Лег Слава рядом с Петей, лечь больше негде, всю ночь Петя метался, горел, бредил, Слава гладил брата по голове, тот затихал, вероятно, думал, что это мама, мама не отходила от них, когда они заболевали.
Под утро сквозь сон Петя на что-то пожаловался:
— Дай мне, ну дай, я тебя прошу…
Что дать, он так и не сказал.
Слава обнял брата, жалко было его ужасно, младший ведь брат. Слава пробовал его баюкать, даже запел: «Спи, мой маленький коток…»
Утром Слава опять измерил Пете температуру, поднялась уже до тридцати девяти градусов, — опять напоил молоком, оставил Петю на попечение Эммы, хотелось с утра покончить со всеми делами и пораньше уехать из города, он боялся остаться с больным Петей в Малоархангельске, хорошо бы поскорее вернуться к маме, мать, как наседка, пригреет его под своим крылом, и Петя сразу начнет поправляться.
Он пришел в уком, в оба укома, снялся с партийного и комсомольского учета.
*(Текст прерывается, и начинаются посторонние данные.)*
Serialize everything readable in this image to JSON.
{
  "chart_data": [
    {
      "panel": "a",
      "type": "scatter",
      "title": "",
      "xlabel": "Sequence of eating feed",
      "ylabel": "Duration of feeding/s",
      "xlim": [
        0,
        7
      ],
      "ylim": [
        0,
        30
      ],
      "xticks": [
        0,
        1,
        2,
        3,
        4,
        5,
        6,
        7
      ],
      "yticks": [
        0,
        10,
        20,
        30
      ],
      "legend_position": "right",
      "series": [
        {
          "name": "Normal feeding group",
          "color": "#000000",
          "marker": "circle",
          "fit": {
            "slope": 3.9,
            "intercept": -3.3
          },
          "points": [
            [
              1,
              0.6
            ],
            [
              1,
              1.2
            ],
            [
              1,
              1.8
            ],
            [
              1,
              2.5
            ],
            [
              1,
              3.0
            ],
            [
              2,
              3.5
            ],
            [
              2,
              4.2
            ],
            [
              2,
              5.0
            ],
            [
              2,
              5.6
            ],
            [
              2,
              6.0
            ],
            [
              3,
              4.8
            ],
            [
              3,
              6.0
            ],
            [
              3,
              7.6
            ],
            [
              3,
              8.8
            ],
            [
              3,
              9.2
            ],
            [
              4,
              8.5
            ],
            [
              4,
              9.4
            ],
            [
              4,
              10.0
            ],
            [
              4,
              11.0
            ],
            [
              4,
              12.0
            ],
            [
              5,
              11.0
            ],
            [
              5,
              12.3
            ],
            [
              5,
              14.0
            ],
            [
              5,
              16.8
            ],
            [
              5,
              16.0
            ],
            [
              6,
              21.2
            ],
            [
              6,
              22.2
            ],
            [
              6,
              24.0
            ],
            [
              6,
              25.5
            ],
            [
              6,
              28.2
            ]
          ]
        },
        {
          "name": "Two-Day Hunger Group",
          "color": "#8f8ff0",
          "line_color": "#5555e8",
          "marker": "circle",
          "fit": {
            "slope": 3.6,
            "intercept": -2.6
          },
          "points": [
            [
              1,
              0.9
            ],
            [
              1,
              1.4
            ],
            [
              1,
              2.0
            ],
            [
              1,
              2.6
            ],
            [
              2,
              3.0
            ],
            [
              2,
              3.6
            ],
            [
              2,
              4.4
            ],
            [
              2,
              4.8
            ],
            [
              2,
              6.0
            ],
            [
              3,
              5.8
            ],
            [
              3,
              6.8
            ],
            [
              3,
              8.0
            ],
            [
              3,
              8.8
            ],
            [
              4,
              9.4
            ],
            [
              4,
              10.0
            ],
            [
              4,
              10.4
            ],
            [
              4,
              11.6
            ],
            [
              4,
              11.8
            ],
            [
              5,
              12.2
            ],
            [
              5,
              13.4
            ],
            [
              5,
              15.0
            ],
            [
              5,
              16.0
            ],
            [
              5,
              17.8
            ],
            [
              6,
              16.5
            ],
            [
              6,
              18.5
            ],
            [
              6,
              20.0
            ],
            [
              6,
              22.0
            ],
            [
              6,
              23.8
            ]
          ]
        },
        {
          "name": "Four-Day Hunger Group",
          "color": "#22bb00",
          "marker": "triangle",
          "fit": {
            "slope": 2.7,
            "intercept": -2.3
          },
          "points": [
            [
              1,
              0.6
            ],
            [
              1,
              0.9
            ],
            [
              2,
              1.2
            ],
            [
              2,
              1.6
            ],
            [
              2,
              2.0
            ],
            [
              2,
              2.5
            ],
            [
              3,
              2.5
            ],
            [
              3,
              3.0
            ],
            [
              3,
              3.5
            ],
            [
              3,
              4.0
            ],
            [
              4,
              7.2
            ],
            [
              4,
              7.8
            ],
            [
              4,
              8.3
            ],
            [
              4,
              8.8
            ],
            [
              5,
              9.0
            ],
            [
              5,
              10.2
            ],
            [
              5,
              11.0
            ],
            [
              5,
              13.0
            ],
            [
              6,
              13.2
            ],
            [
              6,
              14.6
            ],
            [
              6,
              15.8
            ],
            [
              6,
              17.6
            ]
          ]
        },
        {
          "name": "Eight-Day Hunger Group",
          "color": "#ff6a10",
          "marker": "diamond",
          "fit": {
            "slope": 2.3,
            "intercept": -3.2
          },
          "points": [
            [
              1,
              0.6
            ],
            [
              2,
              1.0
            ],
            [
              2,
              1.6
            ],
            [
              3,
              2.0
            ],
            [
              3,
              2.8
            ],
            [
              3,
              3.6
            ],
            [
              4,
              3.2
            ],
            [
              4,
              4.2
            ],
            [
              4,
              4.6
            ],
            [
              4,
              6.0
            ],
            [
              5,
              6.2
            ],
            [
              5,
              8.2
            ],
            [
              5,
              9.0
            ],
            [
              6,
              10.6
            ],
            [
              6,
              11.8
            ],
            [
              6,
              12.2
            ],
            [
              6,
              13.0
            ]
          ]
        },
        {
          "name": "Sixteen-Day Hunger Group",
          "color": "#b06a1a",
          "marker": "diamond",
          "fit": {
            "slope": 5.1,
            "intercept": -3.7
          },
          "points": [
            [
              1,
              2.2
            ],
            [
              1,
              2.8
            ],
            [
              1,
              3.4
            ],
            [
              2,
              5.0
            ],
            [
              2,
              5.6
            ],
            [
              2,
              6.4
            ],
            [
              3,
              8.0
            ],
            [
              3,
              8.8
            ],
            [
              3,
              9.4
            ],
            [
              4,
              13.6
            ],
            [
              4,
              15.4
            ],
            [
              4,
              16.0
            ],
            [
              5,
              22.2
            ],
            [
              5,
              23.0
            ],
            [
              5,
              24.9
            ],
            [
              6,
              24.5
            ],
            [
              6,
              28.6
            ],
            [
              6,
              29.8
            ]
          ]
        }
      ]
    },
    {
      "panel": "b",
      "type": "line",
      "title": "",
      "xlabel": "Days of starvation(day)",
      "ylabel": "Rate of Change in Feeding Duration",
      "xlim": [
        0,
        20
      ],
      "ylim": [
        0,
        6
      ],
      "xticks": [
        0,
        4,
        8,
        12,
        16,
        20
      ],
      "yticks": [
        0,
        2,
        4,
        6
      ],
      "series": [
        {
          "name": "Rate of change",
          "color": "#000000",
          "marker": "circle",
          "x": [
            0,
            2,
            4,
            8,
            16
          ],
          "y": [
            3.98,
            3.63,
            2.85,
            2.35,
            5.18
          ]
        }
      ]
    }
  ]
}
Селиверстов сказал, что звонил Семин, просил Ознобишина обязательно зайти, Слава подивился — зачем он Семину, надо было еще зайти на конный двор, попросить до Успенского лошадку.
Семин мил, вежлив, добродушен, щеки его не в пример Железнову по-прежнему пухлы и розовы, и улыбка не изменилась, такая же снисходительная и приветливая.
— Зачем я тебе?
— Оружие.
— Какое еще оружие.
— Верни оружие. Тебя освободили? Уезжаешь? Вот и верни оружие. Револьвер выдан был при вступлении в должность? Теперь полагается вернуть.
— Да я же давным-давно вернул! Помнишь, пришел к тебе и отдал револьвер, о чем же ты спрашиваешь?